Cela, les démagogues fascistes le savent parfaitement bien. Leur discours anti-musulman "progressiste" (comme le discours antisémite
"social" d'hier) n'est qu'un instrument de leur panoplie idéologique.
La VRAIE question est que les "musulmans" aujourd'hui, comme les Juifs hier, forment une
minorité opprimée (ou récemment libérée, pour les Juifs français ou allemands du début du 20e siècle) et en tant que tels, représentent une force potentiellement
radicale voire révolutionnaire, souvent à la pointe des combats démocratiques et/ou sociaux.
Les aspects culturels les plus réactionnaires (résultant d'une origine de pays
économiquement - et aux rapports sociaux - arriérés, semi-féodaux), même s'ils peuvent choquer les consciences progressistes dans certains cas, sont absolument secondaires.
Et puis bien sûr, il y a la question de "l'autre" contre lequel pousser la mobilisation chauvine réactionnaire par-dessus les antagonismes de classe, soudant exploiteurs et exploité-e-s dans une même "identité" "nationale", "républicaine", "de civilisation" etc. Enfin, il y a le lien "ethnique" des "musulmans" avec les régions du monde où se situent les principales menaces - et les principaux champs de bataille - pour l'ordre impérialiste, dans la course à la guerre indissociable de la crise générale du capitalisme.
Tout cela a fini, dans les années 2000, par se synthétiser dans des thèses comme "Eurabia" de la sioniste anglo-égyptienne Bat Ye'or, thèse reprise aujourd'hui par tous les tribuns et miliciens fascistes du vieux continent, de Geert Wilders aux Identitaires en passant par l'English Defence League ; fantasme typique d'Empire déclinant cerné par les "barbares"...

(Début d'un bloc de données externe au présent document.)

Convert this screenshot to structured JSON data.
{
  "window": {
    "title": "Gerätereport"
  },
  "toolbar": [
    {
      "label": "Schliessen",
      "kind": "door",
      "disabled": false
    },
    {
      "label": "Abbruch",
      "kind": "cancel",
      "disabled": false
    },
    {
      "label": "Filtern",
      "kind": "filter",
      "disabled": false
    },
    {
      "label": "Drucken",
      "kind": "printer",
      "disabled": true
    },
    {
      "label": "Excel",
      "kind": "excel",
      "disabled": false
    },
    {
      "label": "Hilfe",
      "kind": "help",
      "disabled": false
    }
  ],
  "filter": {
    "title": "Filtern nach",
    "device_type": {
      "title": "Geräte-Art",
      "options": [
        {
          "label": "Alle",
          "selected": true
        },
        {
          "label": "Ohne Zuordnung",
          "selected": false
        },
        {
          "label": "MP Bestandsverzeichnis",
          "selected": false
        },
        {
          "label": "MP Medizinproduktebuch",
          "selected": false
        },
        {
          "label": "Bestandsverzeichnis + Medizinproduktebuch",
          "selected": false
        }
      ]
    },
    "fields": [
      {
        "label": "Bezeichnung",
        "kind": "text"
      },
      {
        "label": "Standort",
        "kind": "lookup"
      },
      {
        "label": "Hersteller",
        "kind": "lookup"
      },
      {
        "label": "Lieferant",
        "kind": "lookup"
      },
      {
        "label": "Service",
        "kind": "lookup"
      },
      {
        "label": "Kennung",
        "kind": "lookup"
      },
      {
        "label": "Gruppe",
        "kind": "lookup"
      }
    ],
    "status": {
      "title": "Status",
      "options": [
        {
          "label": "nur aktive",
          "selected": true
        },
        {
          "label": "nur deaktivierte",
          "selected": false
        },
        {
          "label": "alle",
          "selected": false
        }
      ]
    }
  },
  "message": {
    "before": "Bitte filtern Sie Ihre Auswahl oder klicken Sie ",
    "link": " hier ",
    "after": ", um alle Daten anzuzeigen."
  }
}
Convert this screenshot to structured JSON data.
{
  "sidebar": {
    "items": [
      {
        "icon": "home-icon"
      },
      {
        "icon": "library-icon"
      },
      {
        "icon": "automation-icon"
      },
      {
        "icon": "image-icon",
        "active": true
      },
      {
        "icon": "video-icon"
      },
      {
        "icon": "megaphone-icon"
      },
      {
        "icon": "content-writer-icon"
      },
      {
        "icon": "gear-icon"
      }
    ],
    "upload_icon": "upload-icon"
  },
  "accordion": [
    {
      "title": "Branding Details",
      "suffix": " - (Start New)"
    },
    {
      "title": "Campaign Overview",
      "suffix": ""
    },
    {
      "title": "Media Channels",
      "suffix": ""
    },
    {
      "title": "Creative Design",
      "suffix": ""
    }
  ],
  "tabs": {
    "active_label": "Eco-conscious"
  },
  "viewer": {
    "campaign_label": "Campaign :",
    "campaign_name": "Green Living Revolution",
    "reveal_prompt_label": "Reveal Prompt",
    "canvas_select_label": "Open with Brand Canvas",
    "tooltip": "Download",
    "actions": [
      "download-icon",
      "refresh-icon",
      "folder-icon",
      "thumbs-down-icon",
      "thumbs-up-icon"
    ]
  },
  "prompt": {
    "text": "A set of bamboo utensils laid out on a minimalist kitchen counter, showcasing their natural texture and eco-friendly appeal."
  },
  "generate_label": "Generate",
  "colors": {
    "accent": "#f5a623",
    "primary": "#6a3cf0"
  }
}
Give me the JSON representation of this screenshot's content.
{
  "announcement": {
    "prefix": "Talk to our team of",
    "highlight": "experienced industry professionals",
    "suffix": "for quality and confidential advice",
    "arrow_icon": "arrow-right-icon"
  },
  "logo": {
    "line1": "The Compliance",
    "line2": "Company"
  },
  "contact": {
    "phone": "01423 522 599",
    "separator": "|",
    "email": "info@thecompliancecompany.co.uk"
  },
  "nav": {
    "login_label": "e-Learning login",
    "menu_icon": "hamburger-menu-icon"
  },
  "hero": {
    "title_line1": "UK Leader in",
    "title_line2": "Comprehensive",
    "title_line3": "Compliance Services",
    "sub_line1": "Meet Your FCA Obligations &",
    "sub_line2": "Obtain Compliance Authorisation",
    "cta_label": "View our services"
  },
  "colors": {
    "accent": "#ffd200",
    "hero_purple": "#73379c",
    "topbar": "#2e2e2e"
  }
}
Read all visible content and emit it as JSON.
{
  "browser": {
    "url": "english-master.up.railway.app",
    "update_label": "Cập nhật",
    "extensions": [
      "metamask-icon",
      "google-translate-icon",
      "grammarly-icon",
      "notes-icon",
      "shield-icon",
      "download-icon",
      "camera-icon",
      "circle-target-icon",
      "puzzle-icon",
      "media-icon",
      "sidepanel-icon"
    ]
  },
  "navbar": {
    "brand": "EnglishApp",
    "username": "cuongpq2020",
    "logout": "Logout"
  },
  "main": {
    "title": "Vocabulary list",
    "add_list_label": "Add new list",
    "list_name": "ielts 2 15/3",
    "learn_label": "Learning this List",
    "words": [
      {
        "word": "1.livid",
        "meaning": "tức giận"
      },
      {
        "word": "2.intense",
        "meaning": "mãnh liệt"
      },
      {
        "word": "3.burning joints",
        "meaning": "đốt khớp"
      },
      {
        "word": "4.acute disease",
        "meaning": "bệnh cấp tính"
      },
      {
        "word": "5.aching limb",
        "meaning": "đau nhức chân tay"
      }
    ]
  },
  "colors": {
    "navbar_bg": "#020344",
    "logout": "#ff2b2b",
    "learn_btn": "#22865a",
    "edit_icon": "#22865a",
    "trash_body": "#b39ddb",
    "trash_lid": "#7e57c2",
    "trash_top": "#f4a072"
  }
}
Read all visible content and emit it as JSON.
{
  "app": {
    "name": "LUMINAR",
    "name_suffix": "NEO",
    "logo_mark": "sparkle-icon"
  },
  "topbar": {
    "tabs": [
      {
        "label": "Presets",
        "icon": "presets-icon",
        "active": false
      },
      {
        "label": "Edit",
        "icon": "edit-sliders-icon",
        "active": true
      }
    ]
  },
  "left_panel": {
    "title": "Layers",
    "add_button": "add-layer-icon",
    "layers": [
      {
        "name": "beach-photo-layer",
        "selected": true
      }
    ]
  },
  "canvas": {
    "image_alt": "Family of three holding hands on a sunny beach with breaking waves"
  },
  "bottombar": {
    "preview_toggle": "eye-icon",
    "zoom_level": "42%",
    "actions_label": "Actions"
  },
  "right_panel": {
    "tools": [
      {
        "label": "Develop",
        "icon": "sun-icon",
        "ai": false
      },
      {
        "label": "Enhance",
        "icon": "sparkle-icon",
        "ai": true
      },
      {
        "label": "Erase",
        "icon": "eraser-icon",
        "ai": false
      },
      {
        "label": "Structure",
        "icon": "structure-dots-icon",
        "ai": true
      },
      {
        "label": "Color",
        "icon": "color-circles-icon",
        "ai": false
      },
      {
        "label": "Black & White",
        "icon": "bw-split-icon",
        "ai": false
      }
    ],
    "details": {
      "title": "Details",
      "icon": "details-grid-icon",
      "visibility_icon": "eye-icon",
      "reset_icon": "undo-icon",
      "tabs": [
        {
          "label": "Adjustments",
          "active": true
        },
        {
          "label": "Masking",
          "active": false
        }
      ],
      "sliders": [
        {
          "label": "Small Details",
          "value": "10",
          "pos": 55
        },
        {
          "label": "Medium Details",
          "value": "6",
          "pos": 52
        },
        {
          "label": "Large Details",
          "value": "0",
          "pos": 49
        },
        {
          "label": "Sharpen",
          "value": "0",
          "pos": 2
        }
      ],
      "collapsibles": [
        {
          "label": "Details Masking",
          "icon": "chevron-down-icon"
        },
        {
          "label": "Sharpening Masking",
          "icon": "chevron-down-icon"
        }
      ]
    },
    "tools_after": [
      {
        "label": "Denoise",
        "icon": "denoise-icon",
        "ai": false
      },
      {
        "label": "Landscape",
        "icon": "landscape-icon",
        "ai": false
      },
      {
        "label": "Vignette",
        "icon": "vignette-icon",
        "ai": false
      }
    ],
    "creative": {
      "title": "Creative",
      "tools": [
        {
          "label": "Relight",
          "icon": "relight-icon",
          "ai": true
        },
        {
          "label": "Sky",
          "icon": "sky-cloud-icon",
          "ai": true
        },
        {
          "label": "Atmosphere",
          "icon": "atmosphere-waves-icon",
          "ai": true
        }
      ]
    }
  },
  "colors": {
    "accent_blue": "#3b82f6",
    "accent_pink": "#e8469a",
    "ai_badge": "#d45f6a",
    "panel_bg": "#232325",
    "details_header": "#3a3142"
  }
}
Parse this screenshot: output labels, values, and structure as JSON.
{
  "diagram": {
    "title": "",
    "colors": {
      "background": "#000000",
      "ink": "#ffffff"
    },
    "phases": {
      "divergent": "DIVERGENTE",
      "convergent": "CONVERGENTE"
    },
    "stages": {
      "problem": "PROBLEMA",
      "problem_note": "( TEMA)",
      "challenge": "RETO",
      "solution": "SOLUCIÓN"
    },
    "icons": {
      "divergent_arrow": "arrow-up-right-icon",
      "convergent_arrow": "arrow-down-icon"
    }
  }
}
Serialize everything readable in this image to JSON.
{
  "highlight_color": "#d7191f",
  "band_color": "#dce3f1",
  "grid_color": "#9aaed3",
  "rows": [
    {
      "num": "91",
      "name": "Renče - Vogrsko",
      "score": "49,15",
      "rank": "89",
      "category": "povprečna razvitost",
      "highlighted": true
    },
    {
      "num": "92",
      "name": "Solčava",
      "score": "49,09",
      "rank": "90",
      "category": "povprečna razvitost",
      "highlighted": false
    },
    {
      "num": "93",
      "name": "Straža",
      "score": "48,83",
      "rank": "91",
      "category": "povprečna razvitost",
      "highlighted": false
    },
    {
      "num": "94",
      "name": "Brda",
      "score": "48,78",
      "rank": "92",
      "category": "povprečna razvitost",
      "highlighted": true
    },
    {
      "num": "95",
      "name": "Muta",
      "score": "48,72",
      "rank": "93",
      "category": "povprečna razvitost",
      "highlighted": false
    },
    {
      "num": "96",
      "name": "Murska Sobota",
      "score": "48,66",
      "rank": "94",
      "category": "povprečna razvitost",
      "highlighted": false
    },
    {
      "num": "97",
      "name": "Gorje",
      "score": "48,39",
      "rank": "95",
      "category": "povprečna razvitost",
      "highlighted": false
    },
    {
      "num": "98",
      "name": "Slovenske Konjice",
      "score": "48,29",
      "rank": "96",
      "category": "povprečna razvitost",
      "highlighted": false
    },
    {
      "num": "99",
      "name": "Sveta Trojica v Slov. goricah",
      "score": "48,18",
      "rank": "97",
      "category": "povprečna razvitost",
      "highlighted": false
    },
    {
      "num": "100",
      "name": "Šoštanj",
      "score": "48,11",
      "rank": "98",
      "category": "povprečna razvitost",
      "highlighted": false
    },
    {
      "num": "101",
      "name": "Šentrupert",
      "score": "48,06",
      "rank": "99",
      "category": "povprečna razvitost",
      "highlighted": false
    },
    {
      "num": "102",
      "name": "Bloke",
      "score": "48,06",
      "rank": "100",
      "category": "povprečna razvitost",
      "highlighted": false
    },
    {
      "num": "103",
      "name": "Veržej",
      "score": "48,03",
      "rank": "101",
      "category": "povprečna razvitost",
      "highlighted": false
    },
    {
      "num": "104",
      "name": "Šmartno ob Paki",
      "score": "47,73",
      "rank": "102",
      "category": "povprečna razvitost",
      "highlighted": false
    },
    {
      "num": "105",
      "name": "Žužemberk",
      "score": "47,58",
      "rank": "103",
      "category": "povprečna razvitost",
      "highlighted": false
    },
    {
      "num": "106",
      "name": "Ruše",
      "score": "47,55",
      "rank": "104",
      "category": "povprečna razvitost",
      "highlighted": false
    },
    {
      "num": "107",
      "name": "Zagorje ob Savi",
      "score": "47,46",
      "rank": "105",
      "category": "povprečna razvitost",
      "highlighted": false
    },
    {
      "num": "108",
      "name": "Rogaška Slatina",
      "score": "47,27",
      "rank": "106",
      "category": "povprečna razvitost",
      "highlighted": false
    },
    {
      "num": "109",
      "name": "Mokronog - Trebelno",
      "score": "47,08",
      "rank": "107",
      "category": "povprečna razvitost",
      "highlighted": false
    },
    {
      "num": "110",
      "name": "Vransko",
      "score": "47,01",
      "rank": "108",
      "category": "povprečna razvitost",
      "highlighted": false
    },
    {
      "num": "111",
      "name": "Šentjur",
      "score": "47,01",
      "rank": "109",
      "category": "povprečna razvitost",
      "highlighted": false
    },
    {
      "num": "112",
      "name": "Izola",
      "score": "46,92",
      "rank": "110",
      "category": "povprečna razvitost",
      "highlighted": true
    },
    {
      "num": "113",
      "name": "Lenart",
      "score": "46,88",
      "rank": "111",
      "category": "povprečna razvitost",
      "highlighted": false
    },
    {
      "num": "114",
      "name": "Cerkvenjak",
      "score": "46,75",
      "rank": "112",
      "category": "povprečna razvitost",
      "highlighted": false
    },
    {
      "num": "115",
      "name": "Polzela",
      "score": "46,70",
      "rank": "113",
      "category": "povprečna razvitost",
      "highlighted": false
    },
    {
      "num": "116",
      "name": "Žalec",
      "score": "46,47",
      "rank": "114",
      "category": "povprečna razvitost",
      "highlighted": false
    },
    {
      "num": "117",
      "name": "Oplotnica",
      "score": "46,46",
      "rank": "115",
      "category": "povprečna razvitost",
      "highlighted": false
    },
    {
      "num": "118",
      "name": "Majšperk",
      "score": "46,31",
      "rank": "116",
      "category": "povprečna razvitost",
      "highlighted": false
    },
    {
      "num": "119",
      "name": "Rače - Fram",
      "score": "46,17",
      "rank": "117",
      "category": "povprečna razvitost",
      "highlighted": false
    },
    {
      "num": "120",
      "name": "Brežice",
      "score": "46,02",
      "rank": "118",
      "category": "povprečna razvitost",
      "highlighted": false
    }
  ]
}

En synthèse : l'antisémite du siècle dernier, la France juive de Drumont ou Mein Kampf d'Adolf Hitler en livre de chevet, haïssait dans le Juif ce qu'il restait à la bourgeoisie d'idées démocratiques avancées, humanistes et universalistes, et bien sûr les idées réformistes sociales ou révolutionnaires du mouvement ouvrier... mais il feignait d'y dénoncer le "Grand Capital" affamant l'honnête homme de labeur, la "banque", la "finance" et le "règne de l'argent". L'islamophobe d'aujourd'hui hait dans le musulman celui qui vient au "cœur du monstre" impérialiste récupérer son dû (ce que des siècles de colonialisme et de néo-colonialisme ont volé à son peuple) et qui, parfois, remet en cause et défie le "monde blanc", le monde impérialiste dominé par l'Europe et l'Amérique du Nord chrétiennes et capitalistes ; mais il feint d'y dénoncer l'obscurantiste religieux "incompatible avec nos sociétés démocratiques", voilant, battant voire brûlant vives ses femmes (forcément plusieurs, il est polygame !), "terroriste" en puissance rêvant de massacres et d'égorgements en masse d'"infidèles" occidentaux, de juifs et de "musulmans modérés" (successeurs de l'"indigène évolué" dans l'idéologie impériale), d'avions s'écrasant dans des gratte-ciels, bref de mettre à feu et à sang notre chère "civilisation"... Dans l'un comme l'autre cas, il y a et avait bien sûr quelques pourcentages de réalité à cela, un certain nombre de "preuves vivantes" de ces affirmations/cache-sexes "progressistes" de la pire idéologie réactionnaire. Mais l'aspect principal pour les communistes et les révolutionnaires reste évidemment (et doit rester) la mobilisation réactionnaire de masse.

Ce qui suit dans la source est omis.